Marblecake had tested it—carefully, sleepily, with Petra’s quilt pulled up to her nose and a thermos of warm root milk by her elbow.
Frequency Five was always silent until that minute arrived. Then: static, a pulse, a flicker of something in between.
Milo called it coincidence.
Petra called it bedtime.
Marblecake called it a maybe.
She started waking up for it each night.
Wrapped in a scarf too big for her. Sitting on the floor of the attic with the radio’s dial glowing soft green.
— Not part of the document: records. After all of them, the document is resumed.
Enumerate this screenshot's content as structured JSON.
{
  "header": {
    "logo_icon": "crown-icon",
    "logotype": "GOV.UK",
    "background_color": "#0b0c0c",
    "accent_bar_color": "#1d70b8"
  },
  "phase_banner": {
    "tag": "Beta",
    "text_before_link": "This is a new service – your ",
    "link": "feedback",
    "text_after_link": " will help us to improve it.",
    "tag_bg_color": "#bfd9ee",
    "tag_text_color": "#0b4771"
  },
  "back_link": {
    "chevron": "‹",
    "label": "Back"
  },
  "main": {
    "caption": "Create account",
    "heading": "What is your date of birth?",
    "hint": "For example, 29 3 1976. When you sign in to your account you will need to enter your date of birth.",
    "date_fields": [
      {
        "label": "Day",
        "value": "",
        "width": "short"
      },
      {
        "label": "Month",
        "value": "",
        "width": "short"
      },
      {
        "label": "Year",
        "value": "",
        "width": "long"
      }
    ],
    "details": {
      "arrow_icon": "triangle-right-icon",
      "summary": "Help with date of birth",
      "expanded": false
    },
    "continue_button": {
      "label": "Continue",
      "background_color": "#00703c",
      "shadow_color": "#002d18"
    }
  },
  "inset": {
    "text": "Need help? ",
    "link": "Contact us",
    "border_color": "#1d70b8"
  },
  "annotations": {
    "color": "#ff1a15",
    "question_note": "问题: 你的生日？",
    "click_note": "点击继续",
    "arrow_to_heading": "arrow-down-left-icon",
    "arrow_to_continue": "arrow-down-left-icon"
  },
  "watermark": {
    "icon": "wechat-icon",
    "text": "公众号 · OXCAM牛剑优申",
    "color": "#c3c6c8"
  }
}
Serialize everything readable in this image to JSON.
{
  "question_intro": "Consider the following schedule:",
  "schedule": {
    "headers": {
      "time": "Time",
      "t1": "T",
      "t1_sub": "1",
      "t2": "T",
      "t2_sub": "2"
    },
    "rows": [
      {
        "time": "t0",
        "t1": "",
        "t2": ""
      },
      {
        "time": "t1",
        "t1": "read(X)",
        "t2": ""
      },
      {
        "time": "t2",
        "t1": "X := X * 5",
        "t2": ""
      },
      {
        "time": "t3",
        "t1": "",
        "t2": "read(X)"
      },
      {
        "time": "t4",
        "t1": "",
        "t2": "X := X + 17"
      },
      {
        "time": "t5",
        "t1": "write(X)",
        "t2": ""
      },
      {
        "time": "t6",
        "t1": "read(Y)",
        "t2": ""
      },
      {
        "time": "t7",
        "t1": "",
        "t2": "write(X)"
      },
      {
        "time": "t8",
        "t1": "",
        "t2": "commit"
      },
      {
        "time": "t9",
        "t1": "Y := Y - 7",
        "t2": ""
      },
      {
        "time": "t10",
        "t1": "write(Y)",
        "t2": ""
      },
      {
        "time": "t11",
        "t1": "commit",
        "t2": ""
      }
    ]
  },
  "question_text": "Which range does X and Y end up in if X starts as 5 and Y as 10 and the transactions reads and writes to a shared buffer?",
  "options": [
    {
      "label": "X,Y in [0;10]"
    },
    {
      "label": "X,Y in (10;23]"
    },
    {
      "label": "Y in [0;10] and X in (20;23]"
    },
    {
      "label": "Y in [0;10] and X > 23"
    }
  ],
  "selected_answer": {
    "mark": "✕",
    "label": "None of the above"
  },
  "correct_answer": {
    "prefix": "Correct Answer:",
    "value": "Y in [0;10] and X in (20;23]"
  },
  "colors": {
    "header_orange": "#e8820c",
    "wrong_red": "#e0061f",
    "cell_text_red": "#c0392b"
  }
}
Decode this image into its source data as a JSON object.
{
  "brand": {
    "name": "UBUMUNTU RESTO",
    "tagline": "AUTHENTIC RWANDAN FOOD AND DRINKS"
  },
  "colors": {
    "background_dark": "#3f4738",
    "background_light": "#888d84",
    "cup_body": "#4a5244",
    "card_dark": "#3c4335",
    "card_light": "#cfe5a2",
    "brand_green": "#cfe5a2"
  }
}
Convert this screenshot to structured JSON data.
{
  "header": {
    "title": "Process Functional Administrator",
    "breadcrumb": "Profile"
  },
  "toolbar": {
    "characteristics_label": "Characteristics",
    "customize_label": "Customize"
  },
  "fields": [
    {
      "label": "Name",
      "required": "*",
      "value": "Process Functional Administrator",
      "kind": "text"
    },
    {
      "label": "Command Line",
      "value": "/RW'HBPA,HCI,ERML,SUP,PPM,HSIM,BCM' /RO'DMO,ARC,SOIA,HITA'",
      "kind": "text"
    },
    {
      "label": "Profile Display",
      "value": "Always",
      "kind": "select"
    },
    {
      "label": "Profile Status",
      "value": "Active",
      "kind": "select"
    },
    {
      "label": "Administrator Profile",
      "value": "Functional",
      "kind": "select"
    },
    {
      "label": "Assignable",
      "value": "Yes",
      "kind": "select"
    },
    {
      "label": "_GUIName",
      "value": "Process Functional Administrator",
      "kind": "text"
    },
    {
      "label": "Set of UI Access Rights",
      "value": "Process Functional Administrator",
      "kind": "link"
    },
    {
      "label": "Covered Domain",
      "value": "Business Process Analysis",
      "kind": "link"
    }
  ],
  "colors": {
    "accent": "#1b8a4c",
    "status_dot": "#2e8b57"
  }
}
She didn’t know what she was listening for—just that it was hers.
And one night, she heard it.
A whisper through the static. Not words, exactly. More like syllables that had forgotten how to behave.
It made her heart thump in a strange rhythm.
Not fear. Not joy. Something… familiar.
She wrote it down phonetically in her notebook, even though the letters didn’t make sense together. Even though it looked more like a memory than a message.
The next morning, she asked Petra, “Do you think people can miss places they’ve never been?”
Petra blinked sleepily over her toast. “I think people belong in more than one place. Maybe we leave little pieces of ourselves behind… or ahead.”
Milo added, “Or maybe you’re just weird. But like, the good kind.”
That day, the three of them skipped school.
They packed sandwiches and books and found a hill just outside Thimbletuck where the sky felt big enough for anything.
Marblecake played the radio, even though it wasn’t time.
Petra napped in the sun. Milo read a book upside down “for perspective.”
And Marblecake stared at the clouds, wondering if anyone was staring back.